Dengan demikian BankIndonesia tidak lagi melakukan
intervensi di pasar valuta asing untuk menopang nilaitukar rupiah, sehingga
nilai tukar ditentukan oleh kekuatan pasar semata.
Kisah
Mengenai Likuidasi 16 Bank di Indonesia Tahun 1997
Pemerintah secara resmi mencabut izin usaha 16 bank umum yang dipandang tidak sehat.Penutupan bank-bank itu terhitung mulai Sabtu, 1 november 1997 pukul 13.00 WIB. Hal tersebut sangat menyakitkan untuk bank dan seluruh nasabah bank dari bank yang dicabut izin usahanya oleh pemerintah. Pemerintah menyediakan dana sekitar 2 triliun sebagai dana talangan kepada para nasabah penyimpan dana di 16 bank itu. Perusahaan yang telah menyimpan dana di 16 bank tersebut dalam jumlah yang banyak dan waktu yang lama tidak bisa membayar tenaga kerja mereka karena uang mereka yang tertahan di 16 bank tersebut, dan berdampak pada banyaknya pegawai ke 16 bank itu terkena PHK mengakibatkan tingkat pengangguran melonjak tajam. Ke 16 bank yang dicabut itu berlokasi di kota Manado dan Jakarta.
Pencabutan izin usaha
16 bank ini memicu terjadinya depresiasi kepercayaan terhadap perbankan.

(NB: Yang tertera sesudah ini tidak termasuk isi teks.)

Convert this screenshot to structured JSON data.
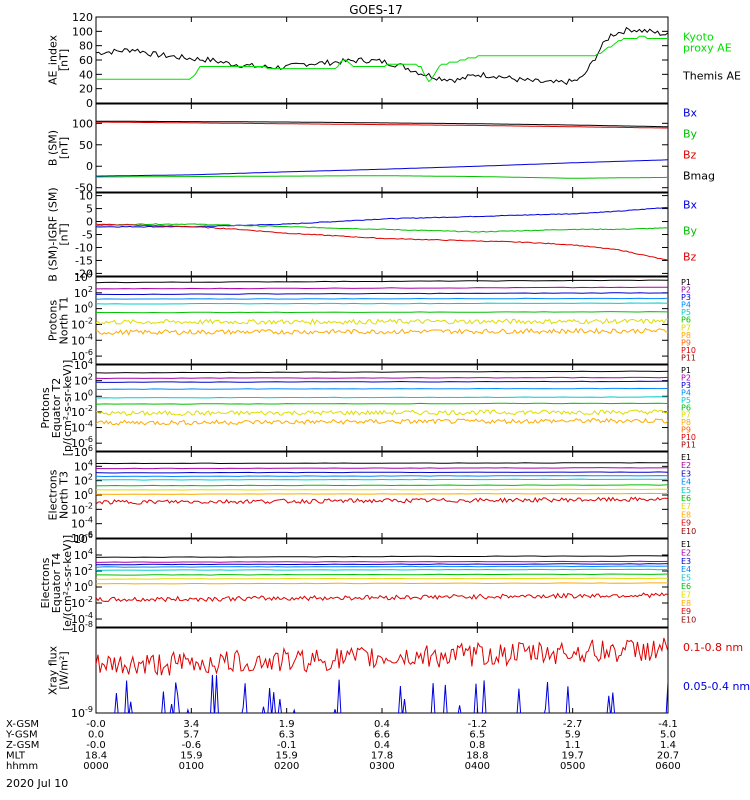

Sebagai dampak krisi kepercayaan itu, terjadi penarikan dana secara
besar-besaran yang dilakukan oleh para nasabah. Keputusan likuidasi 16 bank
pada tanggal 1 November 1997 dianggap sebagai pemicu krisis kepercayaan yang
berlanjut dengan terpuruknya sektor perbankan. Sebenarnya tindakan likuidasi
ini diambil untuk mencegah semakin meluasnya krisis perbankan dan besarnya
risiko yang ditanggung masyarakat. Selain itu keputusan likuidasi itu juga
merupakan hasil rekomendasi IMF yang dituangkan ke dalam Letter of intent
antara pemerintah dengan IMF pada tanggal 31 Oktober 1997. Nemun upaya yang
semula dimaksudkan untuk memulihkan kepercayaan masyarakat itu ternyata oleh
masyarakat ditanggapi secara negatif.